Satzungen, die unter Verletzung von Verfahrens- und Formvorschriften der GemO oder aufgrund dieser zustande gekommen sind, gelten ein Jahr nach der Bekanntmachung als von Anfang an gültig zustande gekommen. Dies gilt nicht, wenn

  1. die Bestimmungen über die Öffentlichkeit der Sitzung, die Genehmigung, die Ausfertigung oder die Bekanntmachung der Satzung verletzt worden sind oder
  2. vor Ablauf der in Satz 1 genannten Frist die Aufsichtsbehörde den Beschluss beanstandet oder jemand die Verletzung von Verfahrens- und Formvorschriften gegenüber der Gemeinde (Stadt) unter Bezeichnung des Sachverhaltes, der die Verletzung begründen soll, schriftlich geltend gemacht hat.

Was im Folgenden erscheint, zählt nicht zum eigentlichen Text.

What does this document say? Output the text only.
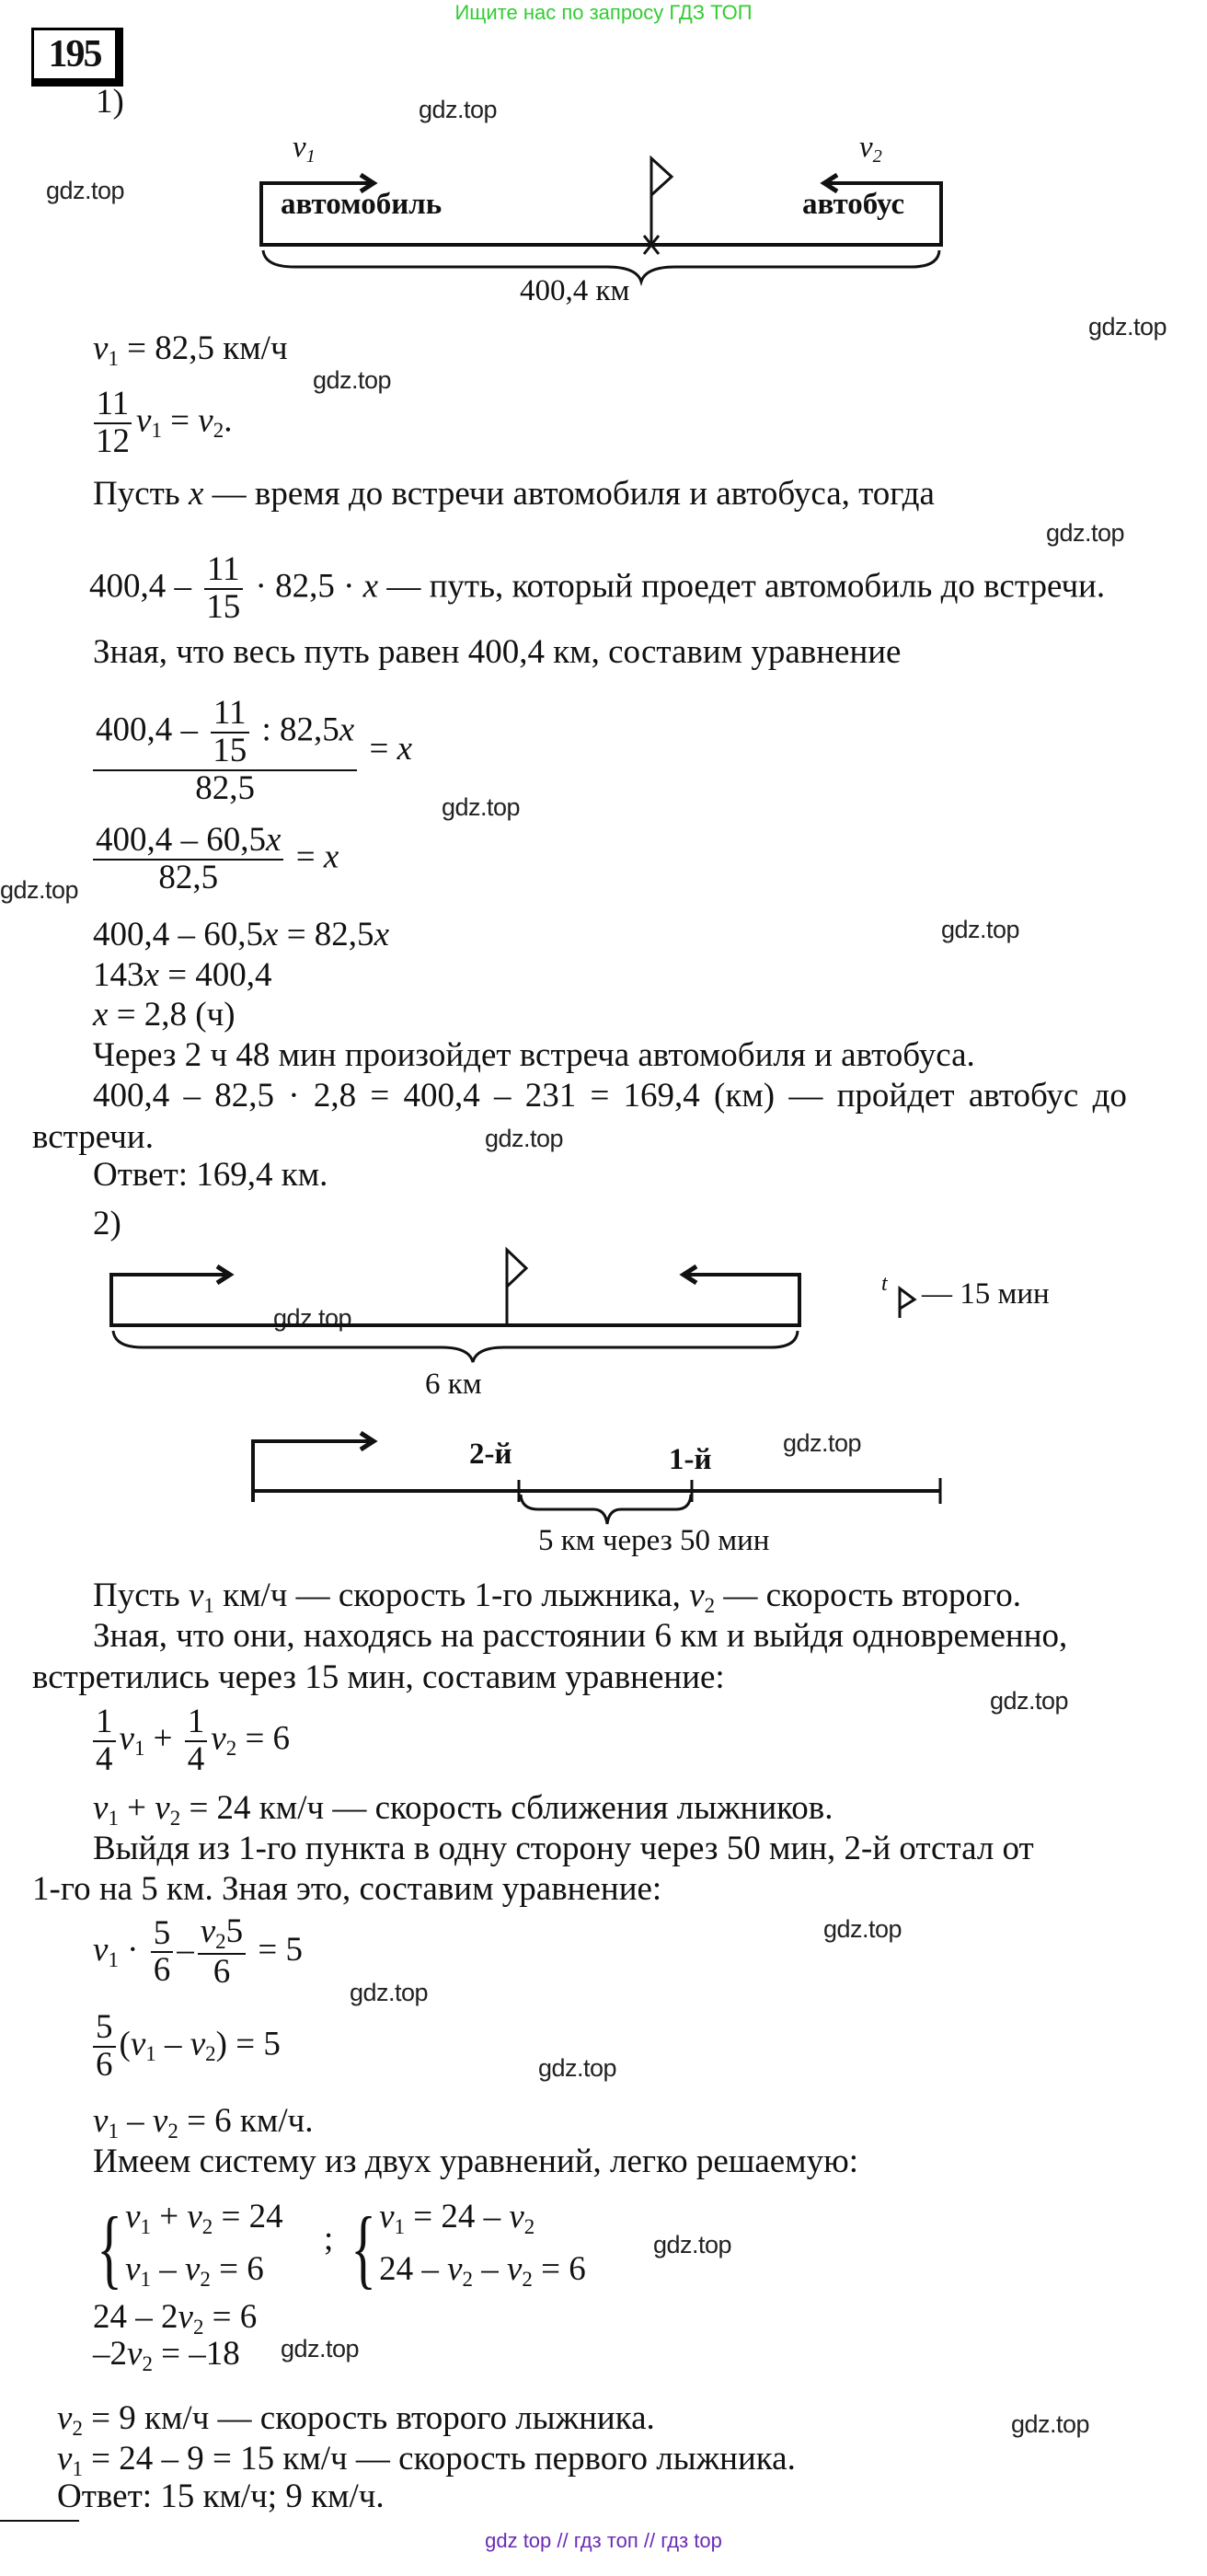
Ищите нас по запросу ГДЗ ТОП
195
gdz.top
gdz.top
gdz.top
gdz.top
gdz.top
gdz.top
gdz.top
gdz.top
gdz.top
gdz.top
gdz.top
gdz.top
gdz.top
gdz.top
gdz.top
gdz.top
gdz.top
gdz.top
1)
$v_1$	$v_2$
автомобиль	автобус
400,4 км
$v_1 = 82,5$ км/ч
$\frac{11}{12} v_1 = v_2$.
Пусть x — время до встречи автомобиля и автобуса, тогда
$400,4 - \frac{11}{15} \cdot 82,5 \cdot x$ — путь, который проедет автомобиль до встречи.
Зная, что весь путь равен 400,4 км, составим уравнение
$\frac{400,4 - \frac{11}{15} : 82,5x}{82,5} = x$
$\frac{400,4 - 60,5x}{82,5} = x$
400,4 – 60,5x = 82,5x
143x = 400,4
x = 2,8 (ч)
Через 2 ч 48 мин произойдет встреча автомобиля и автобуса.
400,4 – 82,5 · 2,8 = 400,4 – 231 = 169,4 (км) — пройдет автобус до
встречи.
Ответ: 169,4 км.
2)
6 км
t — 15 мин
2-й	1-й
5 км через 50 мин
Пусть $v_1$ км/ч — скорость 1-го лыжника, $v_2$ — скорость второго.
Зная, что они, находясь на расстоянии 6 км и выйдя одновременно,
встретились через 15 мин, составим уравнение:
$\frac{1}{4} v_1 + \frac{1}{4} v_2 = 6$
$v_1 + v_2 = 24$ км/ч — скорость сближения лыжников.
Выйдя из 1-го пункта в одну сторону через 50 мин, 2-й отстал от
1-го на 5 км. Зная это, составим уравнение:
$v_1 \cdot \frac{5}{6} - \frac{v_25}{6} = 5$
$\frac{5}{6} (v_1 - v_2) = 5$
$v_1 - v_2 = 6$ км/ч.
Имеем систему из двух уравнений, легко решаемую:
{ $v_1 + v_2 = 24$
$v_1 - v_2 = 6$
; { $v_1 = 24 - v_2$
$24 - v_2 - v_2 = 6$
$24 - 2v_2 = 6$
$-2v_2 = -18$
$v_2 = 9$ км/ч — скорость второго лыжника.
$v_1 = 24 - 9 = 15$ км/ч — скорость первого лыжника.
Ответ: 15 км/ч; 9 км/ч.
gdz top // гдз топ // гдз top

Hat jemand eine Verletzung nach Satz 2 Nr. 2 geltend gemacht, so kann auch nach Ablauf der in Satz 1 genannten Frist jedermann die Verletzung geltend machen.

Auf die Vorschriften des § 44 Abs. 3, Satz 1 und 2 BauGB über die Geltendmachung von Planungsentschädigungsansprüchen durch den Antrag an den Entschädigungspflichtigen im Falle der in den §§ 39-42 Baugesetzbuch bezeichneten Vermögensnachteile und auf das nach § 44 Abs. 4 mögliche Erlöschen der Ansprüche, wenn der Antrag nicht innerhalb einer Frist von drei Jahren gestellt ist, wird hingewiesen.